The Iron Age Farm

Iron Age Farm at Ullandhaug – A glimpse of everyday life in Norway 1500 years ago

  • Bilde av utsikt over Jernaldergarden.
  • Bilde av detalj på ett av langhusene på Jernaldergarden
  • Bilde av inngang til ett av langhusene på Jernaldergarden.
  • Sheep
  • Bow and arrow.
  • Iron Age bread.

The Iron Age Farm at Ullandhaug is a reconstructed farmstead from the Migration Period, circa 350-550 AD.

It is located at the top of Ullandhaug, 3 km from the centre of Stavanger, and it affords a fantastic view of North Jæren and of Hafrsfjord where King Harald Fairhair fought the battle that united Norway into one kingdom around 900 AD.

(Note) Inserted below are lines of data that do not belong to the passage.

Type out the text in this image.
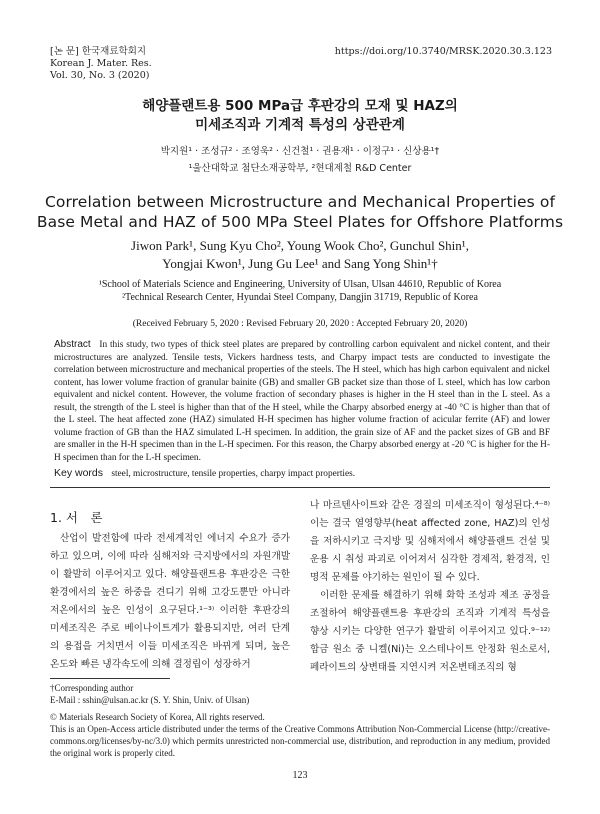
[논 문] 한국재료학회지
Korean J. Mater. Res.
Vol. 30, No. 3 (2020)
https://doi.org/10.3740/MRSK.2020.30.3.123
해양플랜트용 500 MPa급 후판강의 모재 및 HAZ의
미세조직과 기계적 특성의 상관관계
박지원¹ · 조성규² · 조영욱² · 신건철¹ · 권용재¹ · 이정구¹ · 신상용¹†
¹울산대학교 첨단소재공학부, ²현대제철 R&D Center
Correlation between Microstructure and Mechanical Properties of
Base Metal and HAZ of 500 MPa Steel Plates for Offshore Platforms
Jiwon Park¹, Sung Kyu Cho², Young Wook Cho², Gunchul Shin¹,
Yongjai Kwon¹, Jung Gu Lee¹ and Sang Yong Shin¹†
¹School of Materials Science and Engineering, University of Ulsan, Ulsan 44610, Republic of Korea
²Technical Research Center, Hyundai Steel Company, Dangjin 31719, Republic of Korea
(Received February 5, 2020 : Revised February 20, 2020 : Accepted February 20, 2020)
Abstract In this study, two types of thick steel plates are prepared by controlling carbon equivalent and nickel content, and their microstructures are analyzed. Tensile tests, Vickers hardness tests, and Charpy impact tests are conducted to investigate the correlation between microstructure and mechanical properties of the steels. The H steel, which has high carbon equivalent and nickel content, has lower volume fraction of granular bainite (GB) and smaller GB packet size than those of L steel, which has low carbon equivalent and nickel content. However, the volume fraction of secondary phases is higher in the H steel than in the L steel. As a result, the strength of the L steel is higher than that of the H steel, while the Charpy absorbed energy at -40 °C is higher than that of the L steel. The heat affected zone (HAZ) simulated H-H specimen has higher volume fraction of acicular ferrite (AF) and lower volume fraction of GB than the HAZ simulated L-H specimen. In addition, the grain size of AF and the packet sizes of GB and BF are smaller in the H-H specimen than in the L-H specimen. For this reason, the Charpy absorbed energy at -20 °C is higher for the H-H specimen than for the L-H specimen.
Key words steel, microstructure, tensile properties, charpy impact properties.
1. 서　론

산업이 발전함에 따라 전세계적인 에너지 수요가 증가하고 있으며, 이에 따라 심해저와 극지방에서의 자원개발이 활발히 이루어지고 있다. 해양플랜트용 후판강은 극한 환경에서의 높은 하중을 견디기 위해 고강도뿐만 아니라 저온에서의 높은 인성이 요구된다.¹⁻³⁾ 이러한 후판강의 미세조직은 주로 베이나이트계가 활용되지만, 여러 단계의 용접을 거치면서 이들 미세조직은 바뀌게 되며, 높은 온도와 빠른 냉각속도에 의해 결정립이 성장하거

나 마르텐사이트와 같은 경질의 미세조직이 형성된다.⁴⁻⁸⁾ 이는 결국 열영향부(heat affected zone, HAZ)의 인성을 저하시키고 극지방 및 심해저에서 해양플랜트 건설 및 운용 시 취성 파괴로 이어져서 심각한 경제적, 환경적, 인명적 문제를 야기하는 원인이 될 수 있다.

이러한 문제를 해결하기 위해 화학 조성과 제조 공정을 조절하여 해양플랜트용 후판강의 조직과 기계적 특성을 향상 시키는 다양한 연구가 활발히 이루어지고 있다.⁹⁻¹²⁾ 합금 원소 중 니켈(Ni)는 오스테나이트 안정화 원소로서, 페라이트의 상변태를 지연시켜 저온변태조직의 형

†Corresponding author
E-Mail : sshin@ulsan.ac.kr (S. Y. Shin, Univ. of Ulsan)
© Materials Research Society of Korea, All rights reserved.
This is an Open-Access article distributed under the terms of the Creative Commons Attribution Non-Commercial License (http://creative-commons.org/licenses/by-nc/3.0) which permits unrestricted non-commercial use, distribution, and reproduction in any medium, provided the original work is properly cited.
123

An archaeological excavation of the farmstead was carried out in 1967-68.
The reconstructed farm buildings were later erected on their original sites.

The farmstead consists of two longhouses, a smaller building, wells, stone fences and burial mounds, positioned as they were 1500 years ago.
Dressed in the style of the time, the mistress and men in the family demonstrate and describe day-to-day life in the Iron Age and provide information about the archaeological excavations and all the ancient relics in the area.

Children can try their hand at making fire with a fire-steel and flint or at spinning woollen yarn on a spindle.